In college and graduate school, some students sufficiently indoctrinated may devote their academic careers to redemption of the earth.  They get plenty of encouragement and resources to carry on the good fight.  The one thing the eager students typically do not get, however, is a perspective on the environmental issues they have chosen to tackle, unless they are in an engineering or physics program.

In general, environmental science, issues, and policy programs tend to be more qualitative and subject to hand-waving arguments, hyperbole, and unsupported extrapolations.  In addition, these fields lend themselves more to science based on emotion rather than on reason.  The results are graduates with a narrow view of our world and our place in it that unduly limits the thoughtful use of resources and actions that improve the condition of all humans and their surroundings.  Graduates tend to be, at least in mindset, minions of the activist progressive environmental groups that are fueled largely by political wood, hay, and stubble, rather than a desire to preserve and cultivate the most precious part of nature -- people.

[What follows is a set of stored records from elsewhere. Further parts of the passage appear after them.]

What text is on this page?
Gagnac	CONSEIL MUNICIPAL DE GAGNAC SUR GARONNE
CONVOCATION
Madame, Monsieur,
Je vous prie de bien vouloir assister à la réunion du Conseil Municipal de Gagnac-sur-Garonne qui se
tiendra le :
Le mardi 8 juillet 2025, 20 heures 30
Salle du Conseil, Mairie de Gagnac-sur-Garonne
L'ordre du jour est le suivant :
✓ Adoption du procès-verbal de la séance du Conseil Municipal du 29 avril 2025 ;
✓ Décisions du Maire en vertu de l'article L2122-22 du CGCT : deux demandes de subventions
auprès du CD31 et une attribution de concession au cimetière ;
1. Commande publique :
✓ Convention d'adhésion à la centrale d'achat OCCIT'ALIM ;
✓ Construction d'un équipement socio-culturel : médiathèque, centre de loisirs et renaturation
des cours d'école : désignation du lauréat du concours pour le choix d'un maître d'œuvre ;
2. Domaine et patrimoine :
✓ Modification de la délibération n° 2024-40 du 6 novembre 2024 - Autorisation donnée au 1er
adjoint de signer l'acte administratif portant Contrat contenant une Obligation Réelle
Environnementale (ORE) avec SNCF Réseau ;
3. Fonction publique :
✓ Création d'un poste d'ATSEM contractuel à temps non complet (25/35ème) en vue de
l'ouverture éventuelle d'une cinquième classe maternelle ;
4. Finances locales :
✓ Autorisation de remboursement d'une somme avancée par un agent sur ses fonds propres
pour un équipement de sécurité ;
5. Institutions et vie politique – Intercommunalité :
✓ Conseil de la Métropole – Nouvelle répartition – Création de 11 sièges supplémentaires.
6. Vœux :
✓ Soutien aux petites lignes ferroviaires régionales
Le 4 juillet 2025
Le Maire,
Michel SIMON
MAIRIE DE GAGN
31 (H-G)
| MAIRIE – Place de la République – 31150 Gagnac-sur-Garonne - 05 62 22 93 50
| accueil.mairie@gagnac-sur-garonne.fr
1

Meanwhile, we are assured by an elite group of mainly academic scientists, operating with lavish government funding, that weather disasters await us unless drastic and enormously expensive measures are taken to reset the future climate charts.  But, a ship that sets sail with a boatload of cash into the unchartable climate is susceptible to the storms of reality.  Such tempests carry not only unknowable meteorological conditions, but also known tendencies to keep the ship laden and steady with its valuable cargo.

The future global climate 10, 50, 100 years out is unknowable at any practical level, and therefore maps displaying temperature and precipitation conditions at those future times are pure fantasy.  Yet billions of dollars are spent not only to research such conditions (which is fair enough from a need to enrich our knowledge base), but to also rework societies because super-endowed mortals have magically seen the future.  And, those who bestow endowments are happy to keep the cash stream flowing as long as the prognostications substantiate government largesse and largeness.

Ultimately, activism in the name of science takes its expensive toll on society.  Trillions of our dollars may soon be given away to the United Nations and others because of those who believe that, when it comes to the mysteries of nature, they are brilliant.  But, rather than brilliant, the science luminaries have only at best a dim enlightenment.  And, unfortunately for the rest of us, we will likely see the global politicians wastefully use the money to continue the entrenchment of their own power and as usual will ignore the planet's needy as more cash will be diverted to address future climate chimeras.

Anthony J. Sadar is a certified consulting meteorologist specializing in air-quality issues and primary author of Environmental Risk Communication: Principles and Practices for Industry (CRC Press/Lewis Publishers, 2000).